更快的方式读取R中的固定宽度文件 [英] Faster way to read fixed-width files in R

查看:164
本文介绍了更快的方式读取R中的固定宽度文件的处理方法,对大家解决问题具有一定的参考价值,需要的朋友们下面随着小编来一起学习吧!

问题描述

我使用了很多固定宽度的文件(即没有分隔字符),我需要读入R.因此,通常有一个定义的列宽度来解析字符串变量。我可以使用 read.fwf 读取数据没有问题。但是,对于大型文件,这可能需要时间。对于最近的数据集,花费800秒读取数据集中的约500,000行和143个变量。

  seer9<  -  read.fwf(〜/ data / rawdata.txt,
width = cols,
header = FALSE,
buffersize = 250000,
colClasses =character,
stringsAsFactors = FALSE))
data.table 包中的$ p>

fread 真棒解决大多数数据读取问题,除了它不解析固定宽度的文件。但是,我可以读取每行作为单个字符串(〜500,000行,1列)。这需要3-5秒。 (我喜欢data.table。)

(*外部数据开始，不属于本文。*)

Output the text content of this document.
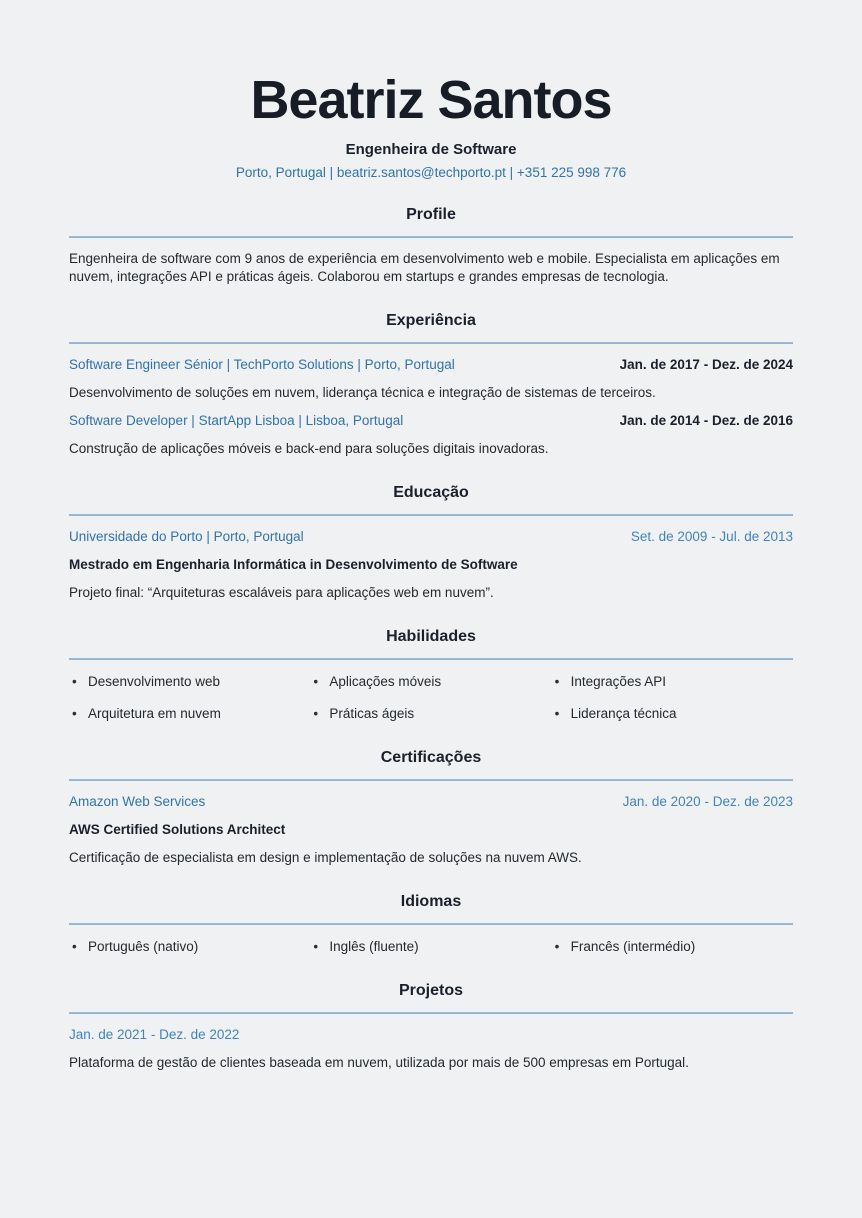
Beatriz Santos
Engenheira de Software
Porto, Portugal | beatriz.santos@techporto.pt | +351 225 998 776
Profile

Engenheira de software com 9 anos de experiência em desenvolvimento web e mobile. Especialista em aplicações em nuvem, integrações API e práticas ágeis. Colaborou em startups e grandes empresas de tecnologia.

Experiência
Software Engineer Sénior | TechPorto Solutions | Porto, Portugal	Jan. de 2017 - Dez. de 2024

Desenvolvimento de soluções em nuvem, liderança técnica e integração de sistemas de terceiros.

Software Developer | StartApp Lisboa | Lisboa, Portugal	Jan. de 2014 - Dez. de 2016

Construção de aplicações móveis e back-end para soluções digitais inovadoras.

Educação
Universidade do Porto | Porto, Portugal	Set. de 2009 - Jul. de 2013

Mestrado em Engenharia Informática in Desenvolvimento de Software

Projeto final: “Arquiteturas escaláveis para aplicações web em nuvem”.

Habilidades
• Desenvolvimento web	• Aplicações móveis	• Integrações API
• Arquitetura em nuvem	• Práticas ágeis	• Liderança técnica
Certificações
Amazon Web Services	Jan. de 2020 - Dez. de 2023

AWS Certified Solutions Architect

Certificação de especialista em design e implementação de soluções na nuvem AWS.

Idiomas
• Português (nativo)	• Inglês (fluente)	• Francês (intermédio)
Projetos
Jan. de 2021 - Dez. de 2022

Plataforma de gestão de clientes baseada em nuvem, utilizada por mais de 500 empresas em Portugal.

  seer9 < -  fread(〜/ data / rawdata.txt,colClasses = character,
sep =\\\
,header = FALSE,verbose = TRUE)

有很多关于如何解析文本文件的好帖子。请参阅JHoward的建议这里,创建一个开始和结束列的矩阵, substr 来解析数据。请参阅GSee的建议此处 a>使用 strsplit 。我不知道如何使这个数据的工作。 (另外,迈克尔·史密斯对data.table邮件列表提出了一些建议,涉及 sed ,这超出了我的能力 implement。)现在,使用 fread substr()我可以在大约25-30秒内完成整个事情。注意,在结束时强制转换为data.table需要一段时间(5秒?)。

  end_col < -  cumsum (cols)
start_col< - end_col - cols + 1
start_end < - cbind(start_col,end_col)#开始和结束位置的矩阵
text< - lapply (x){
apply(start_end,1,function(y)substr(x,y [1],y [2]))
})
dt < (text $ V1)
setnames(dt,old = 1:ncol(dt),new = seervars)

我想知道的是,这是否可以进一步改善?我知道我不是唯一一个必须读固定宽度的文件,所以如果这可以做得更快,它会使加载更大的文件(百万行)更容忍。我尝试使用 parallel mclapply data.table lapply ,但那些没有改变任何东西。 (可能是因为我在R的经验)我想象一个Rcpp函数可以写得这样做真的很快,但这是超出了我的技能设置。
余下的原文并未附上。